Un día cualquiera (o quizás una noche distinta) caí en cuenta de que me he acostumbrado, sin quererlo, a la conveniencia de todo. A no tener que pensarlo mucho y que todo siga un cierto curso que resulta a medias familiar y más o menos predecible. Un marco de orden para contener un poco el caos. Rutina o inercia o estabilidad, no estoy seguro, pero es algo que se sentía bien entonces y se siente bien ahora. La rutina es, algunas veces, un refugio bastante agradable después de todo.

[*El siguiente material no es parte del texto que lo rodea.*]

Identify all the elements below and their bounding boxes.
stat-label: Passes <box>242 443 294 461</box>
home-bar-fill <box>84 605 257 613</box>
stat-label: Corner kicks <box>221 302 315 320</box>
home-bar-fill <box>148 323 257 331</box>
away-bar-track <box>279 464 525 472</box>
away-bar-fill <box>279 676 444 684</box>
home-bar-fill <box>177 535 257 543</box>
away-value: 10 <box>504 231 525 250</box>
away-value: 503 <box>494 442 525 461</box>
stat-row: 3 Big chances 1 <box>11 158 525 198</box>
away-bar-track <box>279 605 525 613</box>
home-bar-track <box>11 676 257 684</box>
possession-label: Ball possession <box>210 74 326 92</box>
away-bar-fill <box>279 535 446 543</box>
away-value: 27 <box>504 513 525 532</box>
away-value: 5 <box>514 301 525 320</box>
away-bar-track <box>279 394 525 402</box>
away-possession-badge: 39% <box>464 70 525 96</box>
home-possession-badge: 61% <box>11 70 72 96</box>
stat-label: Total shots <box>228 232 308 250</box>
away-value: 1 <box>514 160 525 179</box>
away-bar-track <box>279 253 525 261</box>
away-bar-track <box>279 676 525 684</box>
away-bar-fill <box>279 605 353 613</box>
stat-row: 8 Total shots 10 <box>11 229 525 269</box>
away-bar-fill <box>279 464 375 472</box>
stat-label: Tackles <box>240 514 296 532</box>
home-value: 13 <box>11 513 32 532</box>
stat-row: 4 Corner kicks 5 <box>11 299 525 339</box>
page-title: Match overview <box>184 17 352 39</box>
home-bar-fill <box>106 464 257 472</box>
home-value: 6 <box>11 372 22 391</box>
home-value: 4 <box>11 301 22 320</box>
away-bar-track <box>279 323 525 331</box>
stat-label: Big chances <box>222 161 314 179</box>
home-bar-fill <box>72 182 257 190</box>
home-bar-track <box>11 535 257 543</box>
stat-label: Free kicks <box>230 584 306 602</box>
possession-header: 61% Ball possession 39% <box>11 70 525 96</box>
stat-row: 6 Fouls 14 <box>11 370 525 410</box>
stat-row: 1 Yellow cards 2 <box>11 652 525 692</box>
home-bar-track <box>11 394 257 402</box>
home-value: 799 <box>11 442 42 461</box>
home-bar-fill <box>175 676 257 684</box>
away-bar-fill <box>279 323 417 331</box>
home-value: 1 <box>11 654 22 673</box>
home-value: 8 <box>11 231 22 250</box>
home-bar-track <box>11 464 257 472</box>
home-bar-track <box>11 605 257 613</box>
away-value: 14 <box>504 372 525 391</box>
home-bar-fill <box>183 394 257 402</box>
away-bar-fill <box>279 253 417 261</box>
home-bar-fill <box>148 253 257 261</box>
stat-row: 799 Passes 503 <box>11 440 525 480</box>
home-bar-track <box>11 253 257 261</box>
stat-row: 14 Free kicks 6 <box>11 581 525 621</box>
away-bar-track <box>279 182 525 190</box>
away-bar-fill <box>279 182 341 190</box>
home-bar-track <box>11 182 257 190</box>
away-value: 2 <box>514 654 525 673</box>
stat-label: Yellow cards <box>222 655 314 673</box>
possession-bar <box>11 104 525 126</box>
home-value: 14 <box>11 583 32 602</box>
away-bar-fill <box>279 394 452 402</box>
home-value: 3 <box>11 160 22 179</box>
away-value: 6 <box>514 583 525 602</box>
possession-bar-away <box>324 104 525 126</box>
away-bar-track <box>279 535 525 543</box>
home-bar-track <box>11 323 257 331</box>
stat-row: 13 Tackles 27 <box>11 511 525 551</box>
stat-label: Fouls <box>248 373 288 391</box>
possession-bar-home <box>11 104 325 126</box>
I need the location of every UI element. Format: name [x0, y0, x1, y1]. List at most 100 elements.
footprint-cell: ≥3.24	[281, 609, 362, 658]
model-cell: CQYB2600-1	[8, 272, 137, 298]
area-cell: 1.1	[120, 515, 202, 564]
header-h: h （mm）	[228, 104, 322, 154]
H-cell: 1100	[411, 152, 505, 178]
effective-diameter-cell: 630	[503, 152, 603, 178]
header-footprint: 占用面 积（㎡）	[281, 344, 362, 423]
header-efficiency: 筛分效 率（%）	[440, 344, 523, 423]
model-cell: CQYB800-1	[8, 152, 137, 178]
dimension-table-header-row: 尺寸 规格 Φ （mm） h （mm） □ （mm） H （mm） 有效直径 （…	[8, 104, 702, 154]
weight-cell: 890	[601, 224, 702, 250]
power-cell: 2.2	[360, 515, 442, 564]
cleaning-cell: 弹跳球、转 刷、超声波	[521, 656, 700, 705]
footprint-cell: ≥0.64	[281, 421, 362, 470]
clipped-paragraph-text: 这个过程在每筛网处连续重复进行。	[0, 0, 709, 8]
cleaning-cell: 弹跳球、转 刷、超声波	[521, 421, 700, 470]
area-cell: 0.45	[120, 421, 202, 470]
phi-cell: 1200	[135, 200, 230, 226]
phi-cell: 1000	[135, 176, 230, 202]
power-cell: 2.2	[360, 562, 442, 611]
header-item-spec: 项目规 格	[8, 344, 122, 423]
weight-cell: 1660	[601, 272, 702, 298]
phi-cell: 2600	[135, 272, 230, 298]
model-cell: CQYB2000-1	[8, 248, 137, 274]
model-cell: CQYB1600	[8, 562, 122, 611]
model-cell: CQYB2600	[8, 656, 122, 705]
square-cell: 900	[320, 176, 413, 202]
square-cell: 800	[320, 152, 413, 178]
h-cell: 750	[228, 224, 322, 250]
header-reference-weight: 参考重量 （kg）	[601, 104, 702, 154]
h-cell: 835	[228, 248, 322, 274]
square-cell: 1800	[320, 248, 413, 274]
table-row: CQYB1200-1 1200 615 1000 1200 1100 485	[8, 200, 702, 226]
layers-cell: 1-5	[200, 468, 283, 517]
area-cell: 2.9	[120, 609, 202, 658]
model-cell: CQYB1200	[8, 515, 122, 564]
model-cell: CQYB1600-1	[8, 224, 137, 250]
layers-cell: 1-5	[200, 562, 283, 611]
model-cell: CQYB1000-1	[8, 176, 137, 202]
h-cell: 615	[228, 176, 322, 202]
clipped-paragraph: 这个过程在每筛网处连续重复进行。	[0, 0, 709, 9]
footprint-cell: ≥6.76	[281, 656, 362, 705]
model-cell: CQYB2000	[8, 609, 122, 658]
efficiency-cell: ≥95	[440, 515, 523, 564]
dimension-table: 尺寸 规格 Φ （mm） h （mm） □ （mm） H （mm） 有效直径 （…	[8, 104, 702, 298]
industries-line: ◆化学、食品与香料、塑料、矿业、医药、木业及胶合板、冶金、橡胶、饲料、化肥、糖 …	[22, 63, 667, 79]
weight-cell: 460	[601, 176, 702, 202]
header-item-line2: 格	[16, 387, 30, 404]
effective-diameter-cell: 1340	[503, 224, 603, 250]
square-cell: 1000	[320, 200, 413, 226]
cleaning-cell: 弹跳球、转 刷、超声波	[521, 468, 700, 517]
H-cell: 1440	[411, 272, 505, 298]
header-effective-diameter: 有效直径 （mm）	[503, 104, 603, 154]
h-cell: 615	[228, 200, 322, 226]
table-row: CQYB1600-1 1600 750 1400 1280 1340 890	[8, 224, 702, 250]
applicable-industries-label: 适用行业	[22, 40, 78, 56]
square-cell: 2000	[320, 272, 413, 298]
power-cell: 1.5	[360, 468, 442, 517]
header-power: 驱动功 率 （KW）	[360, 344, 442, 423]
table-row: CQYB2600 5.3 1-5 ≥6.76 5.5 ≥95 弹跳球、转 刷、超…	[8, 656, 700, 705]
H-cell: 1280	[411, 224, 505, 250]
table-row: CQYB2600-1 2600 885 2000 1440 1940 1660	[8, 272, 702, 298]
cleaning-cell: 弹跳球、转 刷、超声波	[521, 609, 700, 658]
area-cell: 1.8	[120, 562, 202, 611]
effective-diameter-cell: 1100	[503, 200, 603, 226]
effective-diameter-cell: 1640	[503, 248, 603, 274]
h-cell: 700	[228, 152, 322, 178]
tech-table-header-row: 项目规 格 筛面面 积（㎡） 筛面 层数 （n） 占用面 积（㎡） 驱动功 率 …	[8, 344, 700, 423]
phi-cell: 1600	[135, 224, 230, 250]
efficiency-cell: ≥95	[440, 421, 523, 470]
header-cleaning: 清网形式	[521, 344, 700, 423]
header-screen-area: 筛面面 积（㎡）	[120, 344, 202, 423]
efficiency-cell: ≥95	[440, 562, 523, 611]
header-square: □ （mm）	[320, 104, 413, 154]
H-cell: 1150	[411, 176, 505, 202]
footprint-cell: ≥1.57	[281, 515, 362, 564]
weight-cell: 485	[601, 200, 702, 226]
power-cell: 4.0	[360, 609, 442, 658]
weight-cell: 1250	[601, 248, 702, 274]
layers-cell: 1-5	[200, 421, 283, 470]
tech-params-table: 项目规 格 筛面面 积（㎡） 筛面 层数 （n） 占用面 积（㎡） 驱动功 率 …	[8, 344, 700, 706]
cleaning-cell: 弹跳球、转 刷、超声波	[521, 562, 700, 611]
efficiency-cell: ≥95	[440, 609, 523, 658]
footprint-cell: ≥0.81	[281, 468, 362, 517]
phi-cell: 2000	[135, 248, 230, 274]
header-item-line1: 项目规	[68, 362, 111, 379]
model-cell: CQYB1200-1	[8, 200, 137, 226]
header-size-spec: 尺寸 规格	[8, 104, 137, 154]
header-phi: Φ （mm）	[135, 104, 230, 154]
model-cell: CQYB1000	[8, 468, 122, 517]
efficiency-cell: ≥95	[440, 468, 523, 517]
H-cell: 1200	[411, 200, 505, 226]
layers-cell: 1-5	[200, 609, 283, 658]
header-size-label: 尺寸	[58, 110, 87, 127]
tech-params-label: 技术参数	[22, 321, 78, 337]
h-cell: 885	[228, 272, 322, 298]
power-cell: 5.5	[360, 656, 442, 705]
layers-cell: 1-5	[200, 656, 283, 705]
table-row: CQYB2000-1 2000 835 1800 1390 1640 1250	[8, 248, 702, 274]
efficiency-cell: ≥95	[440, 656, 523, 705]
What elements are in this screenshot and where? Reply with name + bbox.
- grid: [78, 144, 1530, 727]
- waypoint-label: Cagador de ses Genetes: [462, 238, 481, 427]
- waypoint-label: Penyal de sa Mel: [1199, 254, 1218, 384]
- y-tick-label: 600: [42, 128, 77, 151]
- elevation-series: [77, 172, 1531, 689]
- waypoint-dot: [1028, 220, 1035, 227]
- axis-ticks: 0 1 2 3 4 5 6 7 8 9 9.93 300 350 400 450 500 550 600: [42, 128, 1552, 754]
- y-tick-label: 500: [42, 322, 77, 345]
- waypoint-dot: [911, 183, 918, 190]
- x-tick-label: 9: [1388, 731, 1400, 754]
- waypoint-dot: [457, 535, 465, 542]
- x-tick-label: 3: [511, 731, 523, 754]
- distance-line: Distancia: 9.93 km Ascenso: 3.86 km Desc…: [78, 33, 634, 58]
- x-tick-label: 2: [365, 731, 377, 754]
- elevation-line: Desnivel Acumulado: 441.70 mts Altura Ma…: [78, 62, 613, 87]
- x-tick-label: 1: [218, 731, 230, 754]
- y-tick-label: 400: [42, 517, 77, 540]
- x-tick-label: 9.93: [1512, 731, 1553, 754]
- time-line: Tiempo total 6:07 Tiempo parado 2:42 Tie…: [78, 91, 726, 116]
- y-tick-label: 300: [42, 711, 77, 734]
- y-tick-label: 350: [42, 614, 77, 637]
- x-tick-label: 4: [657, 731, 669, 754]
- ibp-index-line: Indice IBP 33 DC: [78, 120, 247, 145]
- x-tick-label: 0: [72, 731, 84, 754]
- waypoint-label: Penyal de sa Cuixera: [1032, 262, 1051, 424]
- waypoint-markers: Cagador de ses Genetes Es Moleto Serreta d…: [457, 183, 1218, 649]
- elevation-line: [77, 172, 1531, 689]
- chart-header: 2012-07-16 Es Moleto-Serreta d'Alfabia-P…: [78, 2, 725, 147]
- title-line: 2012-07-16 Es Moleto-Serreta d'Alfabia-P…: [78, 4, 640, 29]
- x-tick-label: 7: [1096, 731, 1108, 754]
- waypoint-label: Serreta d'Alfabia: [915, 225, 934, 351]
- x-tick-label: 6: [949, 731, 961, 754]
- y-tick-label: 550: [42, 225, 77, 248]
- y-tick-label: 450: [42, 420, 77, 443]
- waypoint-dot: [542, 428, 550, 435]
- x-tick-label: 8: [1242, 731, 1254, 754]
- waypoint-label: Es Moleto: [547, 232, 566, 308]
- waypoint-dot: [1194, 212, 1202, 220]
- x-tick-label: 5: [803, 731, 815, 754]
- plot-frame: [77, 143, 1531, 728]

Termino de ordenar mi colección de cartas de Magic the Gathering en una caja de zapatos (no es la mejor forma de guardarlas, pero es todo lo que tengo por ahora y no estoy seguro de que la situación cambie pronto). No he jugado en ocho años, y las nuevas cartas se ven lo suficientemente interesantes como para retomar el viejo vicio. Buen motivo para enseñarle a jugar a uno de mis ahijados con la excusa de que la mecánica del juego podría ayudarle a practicar matemática, concentración, comprensión de lectura, toma de turnos… y básicamente cualquier otra cosa que se me ocurra y que sea potencialmente cierta y de la que pueda convencer a su mamá. Después de todo a mí me enseñaron a sumar y restar con juegos de tablero. Hora de pasar el conocimiento a una nueva generación.
Una película de la Hammer que aún no he visto y un par de cervezas el sábado por la noche. Buena forma de cerrar la semana.